I need an explanation for this Accounting question to help me study.
BE13-3 Takemoto Corporation borrowed $60,000 on November 1, 2014, by signing a $61,350, 3-month, zero-interest-bearing note. Prepare Takemoto's November 1, 2014, entry; the December 31, 2014, annual adjusting entry; and the February 1, 2015, entry.
BE13-8 Kasten, Inc., provides paid vacations to its employees. At December 31, 2014, 30 employees have earned 2 weeks of vacation time. The employees' average salary is $500 per week. Prepare Kasten's December 31, 2014, adjusting entry.
BE13-11 Buchanan Company recently was sued by a competitor for patent infringement. Attorneys have determined that it is possible that Buchanan will lose the case and that reasonable estimate of damages to be paid by Buchanan is $300,000. In light of this case, Buchanan is considering establishing a $100,000 self-insurance allowance.

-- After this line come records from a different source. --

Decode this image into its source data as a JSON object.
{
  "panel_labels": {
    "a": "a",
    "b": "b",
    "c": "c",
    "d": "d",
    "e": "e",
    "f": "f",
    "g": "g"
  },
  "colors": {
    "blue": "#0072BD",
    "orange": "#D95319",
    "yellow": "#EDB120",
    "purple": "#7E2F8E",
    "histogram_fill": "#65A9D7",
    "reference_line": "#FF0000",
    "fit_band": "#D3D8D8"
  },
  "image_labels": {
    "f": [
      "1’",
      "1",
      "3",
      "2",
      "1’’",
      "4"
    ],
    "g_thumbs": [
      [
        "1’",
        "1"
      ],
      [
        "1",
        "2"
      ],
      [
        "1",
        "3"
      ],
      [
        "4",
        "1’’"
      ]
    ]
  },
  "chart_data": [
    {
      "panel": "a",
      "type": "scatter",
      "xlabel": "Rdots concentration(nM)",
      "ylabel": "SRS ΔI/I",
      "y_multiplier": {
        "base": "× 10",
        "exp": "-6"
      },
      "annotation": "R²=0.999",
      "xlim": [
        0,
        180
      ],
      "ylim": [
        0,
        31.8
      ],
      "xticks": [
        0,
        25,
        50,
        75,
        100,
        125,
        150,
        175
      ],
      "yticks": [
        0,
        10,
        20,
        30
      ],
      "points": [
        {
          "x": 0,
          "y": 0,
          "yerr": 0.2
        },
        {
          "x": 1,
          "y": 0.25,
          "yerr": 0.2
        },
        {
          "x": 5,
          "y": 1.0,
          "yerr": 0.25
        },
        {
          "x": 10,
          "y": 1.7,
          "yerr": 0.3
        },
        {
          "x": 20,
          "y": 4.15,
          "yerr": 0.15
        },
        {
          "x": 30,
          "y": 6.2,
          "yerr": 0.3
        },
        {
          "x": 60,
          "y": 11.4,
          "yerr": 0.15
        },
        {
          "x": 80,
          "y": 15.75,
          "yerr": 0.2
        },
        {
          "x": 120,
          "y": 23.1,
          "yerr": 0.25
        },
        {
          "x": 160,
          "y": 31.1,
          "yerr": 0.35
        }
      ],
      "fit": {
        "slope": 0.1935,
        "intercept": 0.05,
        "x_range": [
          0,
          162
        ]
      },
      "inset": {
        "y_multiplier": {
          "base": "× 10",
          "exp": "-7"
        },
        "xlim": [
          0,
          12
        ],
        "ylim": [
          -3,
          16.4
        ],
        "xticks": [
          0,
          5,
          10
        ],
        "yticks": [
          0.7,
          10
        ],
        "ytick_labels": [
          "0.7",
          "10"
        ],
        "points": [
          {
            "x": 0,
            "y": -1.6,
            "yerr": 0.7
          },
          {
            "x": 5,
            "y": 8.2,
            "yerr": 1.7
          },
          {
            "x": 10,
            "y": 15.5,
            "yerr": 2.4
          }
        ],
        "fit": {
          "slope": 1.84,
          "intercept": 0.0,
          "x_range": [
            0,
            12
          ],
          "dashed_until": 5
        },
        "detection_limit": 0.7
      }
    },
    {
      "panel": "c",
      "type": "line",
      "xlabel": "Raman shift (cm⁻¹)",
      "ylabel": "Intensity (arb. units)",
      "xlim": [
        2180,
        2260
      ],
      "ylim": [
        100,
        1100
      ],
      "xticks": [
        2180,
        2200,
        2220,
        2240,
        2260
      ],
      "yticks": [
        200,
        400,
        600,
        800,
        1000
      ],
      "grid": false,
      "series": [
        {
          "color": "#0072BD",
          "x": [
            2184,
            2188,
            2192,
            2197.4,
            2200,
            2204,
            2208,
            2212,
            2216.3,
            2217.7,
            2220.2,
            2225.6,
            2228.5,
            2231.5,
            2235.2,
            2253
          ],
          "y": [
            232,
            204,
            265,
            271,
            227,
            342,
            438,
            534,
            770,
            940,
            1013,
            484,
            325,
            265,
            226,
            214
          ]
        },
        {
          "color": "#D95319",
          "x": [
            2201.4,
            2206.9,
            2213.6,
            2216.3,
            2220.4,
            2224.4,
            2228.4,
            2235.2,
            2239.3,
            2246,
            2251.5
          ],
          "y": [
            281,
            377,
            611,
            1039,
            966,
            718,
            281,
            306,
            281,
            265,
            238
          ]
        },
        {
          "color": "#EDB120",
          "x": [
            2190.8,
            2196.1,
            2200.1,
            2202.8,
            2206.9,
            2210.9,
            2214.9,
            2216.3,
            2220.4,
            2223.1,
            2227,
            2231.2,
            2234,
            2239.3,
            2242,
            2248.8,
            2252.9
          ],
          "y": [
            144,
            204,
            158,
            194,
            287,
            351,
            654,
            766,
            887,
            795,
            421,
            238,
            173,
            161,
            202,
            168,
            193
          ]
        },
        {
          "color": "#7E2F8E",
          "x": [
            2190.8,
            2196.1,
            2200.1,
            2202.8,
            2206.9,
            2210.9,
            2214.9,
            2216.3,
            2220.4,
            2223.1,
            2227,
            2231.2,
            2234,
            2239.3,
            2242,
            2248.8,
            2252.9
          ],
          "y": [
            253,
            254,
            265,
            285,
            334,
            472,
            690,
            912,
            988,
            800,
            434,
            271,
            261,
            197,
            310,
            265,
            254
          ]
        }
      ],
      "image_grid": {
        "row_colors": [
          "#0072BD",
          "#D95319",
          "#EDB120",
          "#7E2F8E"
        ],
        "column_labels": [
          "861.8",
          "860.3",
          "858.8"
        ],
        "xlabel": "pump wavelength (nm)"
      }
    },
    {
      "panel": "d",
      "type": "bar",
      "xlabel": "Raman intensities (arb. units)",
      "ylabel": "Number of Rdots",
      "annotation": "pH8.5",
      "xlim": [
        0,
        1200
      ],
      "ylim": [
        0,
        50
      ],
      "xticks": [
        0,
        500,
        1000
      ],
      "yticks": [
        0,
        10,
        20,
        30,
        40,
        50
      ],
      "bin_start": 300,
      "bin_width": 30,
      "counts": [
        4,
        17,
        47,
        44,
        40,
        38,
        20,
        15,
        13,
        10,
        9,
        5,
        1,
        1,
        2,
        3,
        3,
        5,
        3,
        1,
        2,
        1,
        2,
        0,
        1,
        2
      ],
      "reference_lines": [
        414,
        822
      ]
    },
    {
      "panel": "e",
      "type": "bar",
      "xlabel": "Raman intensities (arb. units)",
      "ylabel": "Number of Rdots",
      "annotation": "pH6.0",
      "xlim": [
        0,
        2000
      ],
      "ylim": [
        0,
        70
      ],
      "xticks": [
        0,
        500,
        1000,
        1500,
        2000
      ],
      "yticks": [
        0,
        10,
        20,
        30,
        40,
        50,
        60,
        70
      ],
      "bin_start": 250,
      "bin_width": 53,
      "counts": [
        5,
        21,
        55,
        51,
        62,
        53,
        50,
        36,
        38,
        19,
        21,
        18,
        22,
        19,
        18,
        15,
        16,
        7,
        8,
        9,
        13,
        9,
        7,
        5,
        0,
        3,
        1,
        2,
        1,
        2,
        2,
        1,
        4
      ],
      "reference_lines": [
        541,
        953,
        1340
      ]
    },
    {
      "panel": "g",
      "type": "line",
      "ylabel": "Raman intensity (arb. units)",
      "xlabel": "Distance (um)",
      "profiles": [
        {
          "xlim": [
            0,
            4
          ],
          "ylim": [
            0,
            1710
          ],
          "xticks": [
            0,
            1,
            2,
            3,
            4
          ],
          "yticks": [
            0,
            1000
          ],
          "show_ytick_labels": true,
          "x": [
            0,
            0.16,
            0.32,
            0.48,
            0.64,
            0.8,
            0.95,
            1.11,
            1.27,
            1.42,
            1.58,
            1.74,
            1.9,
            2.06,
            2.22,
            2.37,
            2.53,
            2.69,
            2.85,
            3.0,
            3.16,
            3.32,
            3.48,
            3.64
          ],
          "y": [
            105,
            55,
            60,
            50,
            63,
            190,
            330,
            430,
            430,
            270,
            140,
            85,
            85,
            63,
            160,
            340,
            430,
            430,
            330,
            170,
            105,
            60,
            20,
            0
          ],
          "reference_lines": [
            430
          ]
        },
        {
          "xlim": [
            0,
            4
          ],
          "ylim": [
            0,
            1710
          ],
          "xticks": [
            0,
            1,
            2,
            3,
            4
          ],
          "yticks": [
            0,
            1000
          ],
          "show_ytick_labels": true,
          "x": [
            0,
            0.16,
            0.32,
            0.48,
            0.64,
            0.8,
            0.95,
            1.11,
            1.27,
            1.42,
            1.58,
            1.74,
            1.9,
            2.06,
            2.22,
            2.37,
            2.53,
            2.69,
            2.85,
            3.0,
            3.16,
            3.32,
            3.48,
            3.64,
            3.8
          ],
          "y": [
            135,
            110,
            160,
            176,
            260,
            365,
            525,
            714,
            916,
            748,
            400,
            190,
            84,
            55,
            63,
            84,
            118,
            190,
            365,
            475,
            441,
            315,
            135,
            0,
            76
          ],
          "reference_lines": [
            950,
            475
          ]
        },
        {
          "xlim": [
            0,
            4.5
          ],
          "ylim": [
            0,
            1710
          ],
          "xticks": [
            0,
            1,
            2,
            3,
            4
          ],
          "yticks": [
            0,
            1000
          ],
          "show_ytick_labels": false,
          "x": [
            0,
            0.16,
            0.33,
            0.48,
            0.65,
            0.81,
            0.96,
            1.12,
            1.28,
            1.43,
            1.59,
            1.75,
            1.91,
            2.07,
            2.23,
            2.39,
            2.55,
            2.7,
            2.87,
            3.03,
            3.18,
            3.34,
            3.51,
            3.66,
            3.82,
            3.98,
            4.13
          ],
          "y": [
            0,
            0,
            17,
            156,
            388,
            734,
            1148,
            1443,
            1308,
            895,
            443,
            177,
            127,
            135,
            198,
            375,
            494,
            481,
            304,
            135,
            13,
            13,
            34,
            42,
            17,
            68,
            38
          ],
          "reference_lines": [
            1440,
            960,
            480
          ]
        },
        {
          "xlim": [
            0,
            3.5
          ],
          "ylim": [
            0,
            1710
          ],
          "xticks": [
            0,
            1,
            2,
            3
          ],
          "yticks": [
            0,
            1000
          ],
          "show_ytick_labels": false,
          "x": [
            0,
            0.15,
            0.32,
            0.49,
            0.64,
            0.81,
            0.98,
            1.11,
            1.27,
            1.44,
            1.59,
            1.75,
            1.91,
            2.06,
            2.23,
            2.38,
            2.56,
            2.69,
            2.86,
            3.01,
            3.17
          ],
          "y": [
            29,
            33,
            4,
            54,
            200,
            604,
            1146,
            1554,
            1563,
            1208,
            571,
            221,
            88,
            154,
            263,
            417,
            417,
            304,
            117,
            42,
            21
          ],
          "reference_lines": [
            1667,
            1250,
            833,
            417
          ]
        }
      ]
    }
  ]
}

What entry(ies), if any, should Buchanan record to recognize this loss contingency?
EX13-2 (Accounts and Notes Payable) The following are selected 2014 transactions of Sean Astin Corporation.
Sept. 1 Purchased inventory form Encino Company on account for $50,000. Astin records purchases gross and uses a periodic inventory system.
Oct. 1 Issued a $50,000, 12-month, 8% note to Encino in payment of account.
Oct.1 Borrowed $50,000 from the Shore Bank by signing a 12-month, zero-interest-bearing $54,000 note.